Voorzitter. Ik kan de heer Crone verzekeren dat ons als D66 geen begrotingsstaten zijn gepresenteerd. Het is wel zo dat wij zo vaak en zo veel mogelijk proberen onze positie in het kabinet te maximaliseren. Als wij iets lezen in de krant – en er wordt ontzettend veel gelekt – gaan wij natuurlijk proberen al onze contacten – soms zijn dat onze eigen bewindslieden, soms anderen – in te zetten om te kijken of wij iets kunnen veranderen. Zo zijn bijvoorbeeld met veel succes de bezuinigingen op onderwijs gedeeltelijk teruggedraaid. Daar zijn wij voor gekozen en dat moeten wij ook blijven doen.

De heer Vendrik (GroenLinks):

Dit klinkt mij zeer dualistisch in de oren.
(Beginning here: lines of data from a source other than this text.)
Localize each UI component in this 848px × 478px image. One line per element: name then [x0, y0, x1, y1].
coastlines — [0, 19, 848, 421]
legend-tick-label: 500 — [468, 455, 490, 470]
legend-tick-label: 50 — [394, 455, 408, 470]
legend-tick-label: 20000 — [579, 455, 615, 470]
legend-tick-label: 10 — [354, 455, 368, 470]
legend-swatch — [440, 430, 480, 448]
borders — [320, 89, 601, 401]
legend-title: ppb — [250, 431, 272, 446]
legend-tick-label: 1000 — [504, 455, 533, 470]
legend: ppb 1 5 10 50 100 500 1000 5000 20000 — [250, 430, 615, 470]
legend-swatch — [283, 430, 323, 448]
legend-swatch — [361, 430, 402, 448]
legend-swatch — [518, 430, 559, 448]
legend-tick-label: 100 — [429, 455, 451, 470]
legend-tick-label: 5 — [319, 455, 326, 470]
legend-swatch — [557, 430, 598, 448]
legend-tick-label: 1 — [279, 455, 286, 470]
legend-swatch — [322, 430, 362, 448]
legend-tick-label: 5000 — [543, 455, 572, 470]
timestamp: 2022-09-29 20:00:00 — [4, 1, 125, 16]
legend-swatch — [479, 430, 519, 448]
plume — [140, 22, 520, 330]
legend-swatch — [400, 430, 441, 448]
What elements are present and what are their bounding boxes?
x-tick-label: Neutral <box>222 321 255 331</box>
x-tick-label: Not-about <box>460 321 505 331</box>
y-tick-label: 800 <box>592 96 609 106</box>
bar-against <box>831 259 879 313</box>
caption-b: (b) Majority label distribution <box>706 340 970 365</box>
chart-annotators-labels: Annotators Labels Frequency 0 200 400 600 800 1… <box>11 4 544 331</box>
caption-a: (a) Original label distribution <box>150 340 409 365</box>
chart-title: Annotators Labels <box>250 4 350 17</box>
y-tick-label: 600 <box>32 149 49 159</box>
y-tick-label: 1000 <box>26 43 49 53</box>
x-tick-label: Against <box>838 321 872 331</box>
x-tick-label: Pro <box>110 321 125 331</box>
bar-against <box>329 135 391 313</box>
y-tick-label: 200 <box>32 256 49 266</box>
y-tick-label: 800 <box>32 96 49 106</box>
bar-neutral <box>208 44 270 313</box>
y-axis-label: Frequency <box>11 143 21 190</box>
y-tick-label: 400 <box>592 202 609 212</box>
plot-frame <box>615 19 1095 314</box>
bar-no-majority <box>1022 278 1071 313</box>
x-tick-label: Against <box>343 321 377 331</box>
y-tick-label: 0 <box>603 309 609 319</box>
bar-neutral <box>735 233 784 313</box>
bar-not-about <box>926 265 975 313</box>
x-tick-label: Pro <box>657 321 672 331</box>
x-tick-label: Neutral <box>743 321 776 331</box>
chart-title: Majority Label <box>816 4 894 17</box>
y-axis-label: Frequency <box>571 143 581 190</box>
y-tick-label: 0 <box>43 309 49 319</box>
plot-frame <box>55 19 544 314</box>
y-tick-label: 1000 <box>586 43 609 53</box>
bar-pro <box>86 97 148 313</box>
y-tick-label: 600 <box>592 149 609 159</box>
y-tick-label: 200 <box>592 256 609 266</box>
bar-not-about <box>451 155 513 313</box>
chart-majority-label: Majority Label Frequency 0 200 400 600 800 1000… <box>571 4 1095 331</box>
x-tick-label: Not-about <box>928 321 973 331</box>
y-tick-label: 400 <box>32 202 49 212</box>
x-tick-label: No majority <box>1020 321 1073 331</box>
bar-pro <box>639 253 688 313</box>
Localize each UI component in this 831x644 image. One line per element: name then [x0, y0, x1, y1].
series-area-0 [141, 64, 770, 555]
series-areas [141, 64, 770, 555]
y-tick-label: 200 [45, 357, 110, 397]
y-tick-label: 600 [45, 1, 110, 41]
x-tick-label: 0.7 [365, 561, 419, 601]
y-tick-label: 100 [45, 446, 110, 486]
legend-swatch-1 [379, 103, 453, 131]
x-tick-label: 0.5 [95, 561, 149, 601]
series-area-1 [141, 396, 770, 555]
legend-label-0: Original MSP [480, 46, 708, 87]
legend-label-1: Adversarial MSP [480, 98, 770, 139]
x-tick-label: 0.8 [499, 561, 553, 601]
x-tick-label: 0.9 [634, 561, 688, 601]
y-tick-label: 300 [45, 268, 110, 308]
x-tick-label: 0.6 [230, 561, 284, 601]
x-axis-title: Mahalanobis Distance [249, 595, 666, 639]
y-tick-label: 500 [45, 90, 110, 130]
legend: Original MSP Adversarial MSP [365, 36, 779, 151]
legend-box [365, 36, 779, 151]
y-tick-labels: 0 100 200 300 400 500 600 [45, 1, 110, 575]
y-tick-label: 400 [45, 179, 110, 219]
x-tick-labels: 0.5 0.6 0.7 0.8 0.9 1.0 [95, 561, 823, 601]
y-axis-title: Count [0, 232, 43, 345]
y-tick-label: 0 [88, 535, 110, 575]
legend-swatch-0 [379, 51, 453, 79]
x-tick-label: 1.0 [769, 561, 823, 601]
Aan de minister van Financiën zou ik nog willen vragen of hij mij het verschil kan uitleggen tussen een politieke agenda van zijn hand waarover hij de VVD-fractie heeft geïnformeerd, en de begroting. Verder ben ik het met u eens, voorzitter, dat het onwenselijk is dat ministers en staatssecretarissen – wij hebben er velen gezien de afgelopen weken – ruim voor Prinsjesdag een eigen podium creëren om van alles en nog wat naar buiten te brengen en om actief en bewust letterlijk een beeldvormend idee neer te zetten. Kan de minister van Financiën aangeven hoe het kabinet daarmee omgaat? Is dat na deze terechte oprisping van de voorzitter bij dezen afgelopen?

Minister Zalm:

Voorzitter. Het verschil tussen een politieke agenda en een uiteenzetting over de begroting is erin gelegen dat ik een politieke agenda uiteen kan zetten zonder dat ik de begrotingsstukken bij mij heb.

Het probleem van de vroegtijdige publiciteit is onderwerp van kabinetsberaad met de inzet die zoveel mogelijk in te perken. Uitroeien is weer wat anders, maar inperken ligt wel degelijk in het voornemen.